This painting is William Hodges’ depiction of the broad flights of steps (known as ghauts or ghats) for ceremonial bathing, which lined the Western bank of the Ganges at Benares in India.
Hodges was the first professional British landscape painter to visit India, which was at the time colonised by the British East India Company. He toured the country from 1780 to 1783. During this time, he visited the ancient city of Benares (now known as Varanasi), accompanied by the British monarch’s representative in the colony, Governor-General Warren Hastings.
Like many of his country’s imperial invaders, Hodges believed that India was a titillatingly timeless and exotic place; somewhere to gawp at (if not plunder and destroy) cultures and people far removed from his own apparently civilised, modern homeland.
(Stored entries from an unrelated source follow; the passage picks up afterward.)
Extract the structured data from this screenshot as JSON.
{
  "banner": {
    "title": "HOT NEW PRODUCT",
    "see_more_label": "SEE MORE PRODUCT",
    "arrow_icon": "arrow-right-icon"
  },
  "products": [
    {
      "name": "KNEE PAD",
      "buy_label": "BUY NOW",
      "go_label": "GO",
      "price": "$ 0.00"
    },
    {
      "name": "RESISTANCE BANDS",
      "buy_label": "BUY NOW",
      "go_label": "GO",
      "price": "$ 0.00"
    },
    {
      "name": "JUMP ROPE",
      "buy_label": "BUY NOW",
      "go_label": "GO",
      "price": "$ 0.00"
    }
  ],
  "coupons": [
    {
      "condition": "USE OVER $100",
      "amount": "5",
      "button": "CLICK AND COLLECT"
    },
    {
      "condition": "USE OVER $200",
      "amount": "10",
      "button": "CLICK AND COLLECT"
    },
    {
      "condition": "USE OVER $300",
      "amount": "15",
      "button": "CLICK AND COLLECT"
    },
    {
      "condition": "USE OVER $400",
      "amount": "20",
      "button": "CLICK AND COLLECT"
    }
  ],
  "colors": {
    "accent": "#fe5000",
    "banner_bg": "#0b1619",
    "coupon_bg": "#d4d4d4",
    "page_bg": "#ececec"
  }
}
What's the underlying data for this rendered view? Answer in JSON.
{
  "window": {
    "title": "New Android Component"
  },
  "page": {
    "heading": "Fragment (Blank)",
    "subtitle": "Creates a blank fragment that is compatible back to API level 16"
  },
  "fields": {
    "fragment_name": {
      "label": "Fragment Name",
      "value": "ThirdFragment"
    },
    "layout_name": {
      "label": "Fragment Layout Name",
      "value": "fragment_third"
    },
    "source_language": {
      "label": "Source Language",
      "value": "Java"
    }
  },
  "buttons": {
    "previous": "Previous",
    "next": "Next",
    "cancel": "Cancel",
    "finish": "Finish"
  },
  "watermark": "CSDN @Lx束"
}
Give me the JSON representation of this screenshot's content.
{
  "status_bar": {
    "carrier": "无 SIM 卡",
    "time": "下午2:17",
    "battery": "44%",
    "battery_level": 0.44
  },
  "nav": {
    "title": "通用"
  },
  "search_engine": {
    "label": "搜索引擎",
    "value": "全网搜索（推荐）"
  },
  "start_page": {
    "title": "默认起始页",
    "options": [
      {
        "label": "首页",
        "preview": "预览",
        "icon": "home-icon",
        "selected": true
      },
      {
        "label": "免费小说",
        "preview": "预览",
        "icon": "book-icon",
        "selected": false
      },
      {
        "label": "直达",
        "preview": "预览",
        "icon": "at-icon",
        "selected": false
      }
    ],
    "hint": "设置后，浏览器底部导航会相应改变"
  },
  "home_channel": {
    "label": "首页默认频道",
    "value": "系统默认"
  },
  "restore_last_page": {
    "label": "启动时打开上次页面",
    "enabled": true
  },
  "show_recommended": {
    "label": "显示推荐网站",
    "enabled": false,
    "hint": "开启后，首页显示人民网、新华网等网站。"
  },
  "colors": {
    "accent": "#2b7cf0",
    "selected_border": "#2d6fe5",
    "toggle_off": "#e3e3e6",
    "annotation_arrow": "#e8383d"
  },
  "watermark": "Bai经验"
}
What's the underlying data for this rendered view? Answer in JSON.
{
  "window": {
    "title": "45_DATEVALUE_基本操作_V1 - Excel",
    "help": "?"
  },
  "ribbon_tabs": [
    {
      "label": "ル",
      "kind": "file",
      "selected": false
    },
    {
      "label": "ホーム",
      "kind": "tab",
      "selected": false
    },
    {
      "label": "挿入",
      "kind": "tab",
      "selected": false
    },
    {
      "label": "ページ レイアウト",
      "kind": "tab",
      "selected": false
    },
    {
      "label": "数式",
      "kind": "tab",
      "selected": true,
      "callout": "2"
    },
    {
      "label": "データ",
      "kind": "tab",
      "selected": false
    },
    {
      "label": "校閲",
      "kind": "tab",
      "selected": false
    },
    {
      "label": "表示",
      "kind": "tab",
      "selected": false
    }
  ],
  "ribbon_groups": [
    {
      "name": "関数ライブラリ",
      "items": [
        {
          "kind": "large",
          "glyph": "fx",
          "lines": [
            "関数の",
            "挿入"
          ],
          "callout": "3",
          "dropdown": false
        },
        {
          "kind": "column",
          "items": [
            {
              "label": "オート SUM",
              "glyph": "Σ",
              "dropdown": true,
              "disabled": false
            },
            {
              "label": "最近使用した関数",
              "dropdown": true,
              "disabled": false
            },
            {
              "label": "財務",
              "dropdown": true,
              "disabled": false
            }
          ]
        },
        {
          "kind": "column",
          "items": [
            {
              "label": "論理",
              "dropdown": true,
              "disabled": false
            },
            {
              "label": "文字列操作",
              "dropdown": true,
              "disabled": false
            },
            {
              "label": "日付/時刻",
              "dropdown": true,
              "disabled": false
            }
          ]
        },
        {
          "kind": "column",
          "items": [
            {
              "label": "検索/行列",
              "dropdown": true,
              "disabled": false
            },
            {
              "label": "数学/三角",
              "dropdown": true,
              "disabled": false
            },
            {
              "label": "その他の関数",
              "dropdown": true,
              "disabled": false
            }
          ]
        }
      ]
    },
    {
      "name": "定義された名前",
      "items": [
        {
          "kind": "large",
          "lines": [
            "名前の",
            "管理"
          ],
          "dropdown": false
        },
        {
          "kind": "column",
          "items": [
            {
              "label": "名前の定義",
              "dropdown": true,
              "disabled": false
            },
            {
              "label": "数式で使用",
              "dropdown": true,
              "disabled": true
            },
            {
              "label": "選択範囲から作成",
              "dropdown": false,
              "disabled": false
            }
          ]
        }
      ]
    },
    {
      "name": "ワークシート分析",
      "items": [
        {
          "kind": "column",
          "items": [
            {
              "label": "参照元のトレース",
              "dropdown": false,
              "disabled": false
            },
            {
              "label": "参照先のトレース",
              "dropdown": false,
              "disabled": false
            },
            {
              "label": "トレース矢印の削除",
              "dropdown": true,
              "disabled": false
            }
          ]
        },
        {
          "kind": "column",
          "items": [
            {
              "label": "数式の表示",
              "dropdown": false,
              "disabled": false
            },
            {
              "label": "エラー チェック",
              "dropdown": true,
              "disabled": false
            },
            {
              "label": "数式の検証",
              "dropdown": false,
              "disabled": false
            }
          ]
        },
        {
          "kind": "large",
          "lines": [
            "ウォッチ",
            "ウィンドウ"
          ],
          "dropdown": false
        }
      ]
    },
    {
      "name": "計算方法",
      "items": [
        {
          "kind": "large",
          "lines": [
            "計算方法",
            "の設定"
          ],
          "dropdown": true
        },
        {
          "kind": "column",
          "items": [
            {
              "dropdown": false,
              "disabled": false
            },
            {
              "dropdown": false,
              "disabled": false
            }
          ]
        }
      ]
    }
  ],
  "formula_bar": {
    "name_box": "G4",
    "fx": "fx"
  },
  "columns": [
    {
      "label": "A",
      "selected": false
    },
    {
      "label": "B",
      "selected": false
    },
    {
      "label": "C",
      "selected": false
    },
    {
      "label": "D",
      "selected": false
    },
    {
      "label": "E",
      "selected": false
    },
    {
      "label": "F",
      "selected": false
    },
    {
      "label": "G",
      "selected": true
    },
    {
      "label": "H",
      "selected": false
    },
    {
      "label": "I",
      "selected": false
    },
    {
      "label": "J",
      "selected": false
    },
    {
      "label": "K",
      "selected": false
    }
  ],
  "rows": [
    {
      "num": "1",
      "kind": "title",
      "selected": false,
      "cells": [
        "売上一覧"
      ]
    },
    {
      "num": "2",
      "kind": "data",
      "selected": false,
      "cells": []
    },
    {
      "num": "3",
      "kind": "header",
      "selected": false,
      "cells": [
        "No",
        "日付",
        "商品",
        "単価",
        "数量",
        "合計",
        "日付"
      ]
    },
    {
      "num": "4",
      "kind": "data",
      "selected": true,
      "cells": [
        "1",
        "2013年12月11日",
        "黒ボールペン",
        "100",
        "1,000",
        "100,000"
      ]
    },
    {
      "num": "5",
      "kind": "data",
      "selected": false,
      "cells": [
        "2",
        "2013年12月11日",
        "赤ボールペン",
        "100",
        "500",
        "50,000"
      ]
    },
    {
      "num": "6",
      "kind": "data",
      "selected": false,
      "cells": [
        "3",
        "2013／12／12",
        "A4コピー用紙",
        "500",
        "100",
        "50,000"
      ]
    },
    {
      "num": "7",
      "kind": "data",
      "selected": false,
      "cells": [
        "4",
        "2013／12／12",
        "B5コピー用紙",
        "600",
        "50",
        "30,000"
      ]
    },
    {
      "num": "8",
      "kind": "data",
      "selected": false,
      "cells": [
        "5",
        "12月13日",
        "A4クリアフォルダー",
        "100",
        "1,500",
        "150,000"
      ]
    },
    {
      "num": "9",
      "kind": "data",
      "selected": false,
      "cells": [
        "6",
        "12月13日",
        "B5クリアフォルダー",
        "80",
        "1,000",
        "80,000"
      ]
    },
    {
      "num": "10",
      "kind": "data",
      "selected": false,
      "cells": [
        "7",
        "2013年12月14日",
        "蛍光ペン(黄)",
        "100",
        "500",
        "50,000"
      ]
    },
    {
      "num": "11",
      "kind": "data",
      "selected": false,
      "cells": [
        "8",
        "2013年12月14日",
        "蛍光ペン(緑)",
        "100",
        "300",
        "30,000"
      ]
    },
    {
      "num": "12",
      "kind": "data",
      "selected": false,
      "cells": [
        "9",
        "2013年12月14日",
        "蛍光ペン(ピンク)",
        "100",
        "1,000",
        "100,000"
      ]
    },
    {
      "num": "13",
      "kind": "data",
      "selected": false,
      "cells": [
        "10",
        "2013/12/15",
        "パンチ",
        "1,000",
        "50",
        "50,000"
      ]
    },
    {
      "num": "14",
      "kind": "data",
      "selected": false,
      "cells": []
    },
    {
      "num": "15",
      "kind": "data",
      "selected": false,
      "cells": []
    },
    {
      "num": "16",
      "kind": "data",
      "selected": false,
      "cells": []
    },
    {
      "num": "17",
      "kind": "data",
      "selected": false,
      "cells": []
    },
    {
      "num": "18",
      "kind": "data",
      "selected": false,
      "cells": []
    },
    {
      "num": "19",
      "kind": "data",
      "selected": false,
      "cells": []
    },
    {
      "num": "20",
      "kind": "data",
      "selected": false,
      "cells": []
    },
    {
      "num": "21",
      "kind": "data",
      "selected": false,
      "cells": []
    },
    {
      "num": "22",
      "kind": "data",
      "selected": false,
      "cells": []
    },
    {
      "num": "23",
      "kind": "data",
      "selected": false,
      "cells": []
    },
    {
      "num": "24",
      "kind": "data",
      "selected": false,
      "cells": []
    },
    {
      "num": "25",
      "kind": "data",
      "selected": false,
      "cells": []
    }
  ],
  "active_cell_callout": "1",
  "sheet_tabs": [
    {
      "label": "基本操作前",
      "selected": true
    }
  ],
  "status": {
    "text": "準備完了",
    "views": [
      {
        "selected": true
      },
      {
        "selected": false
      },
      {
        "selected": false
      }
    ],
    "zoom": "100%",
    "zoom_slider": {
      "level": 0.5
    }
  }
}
He recorded in his Travels in India (1793) that there he could “contemplate the pure Hindoo manners, arts, buildings, and customs… [since] the same manners and customs prevail amongst these people at this day, as the remotest period that can be traced in history.”
Although he worked from sketches made in India, Hodges painted this picture in London, There, he applied European Neoclassical painting conventions to the compositional arrangement and finish, creating a polished picturesque scene rather than an accurate one. Much like in other aspects of British colonialism, European idealism has been imposed onto reality. The result is a fictional, romantic idea of colonial India that fed into British people’s distorted ideas of what was happening there.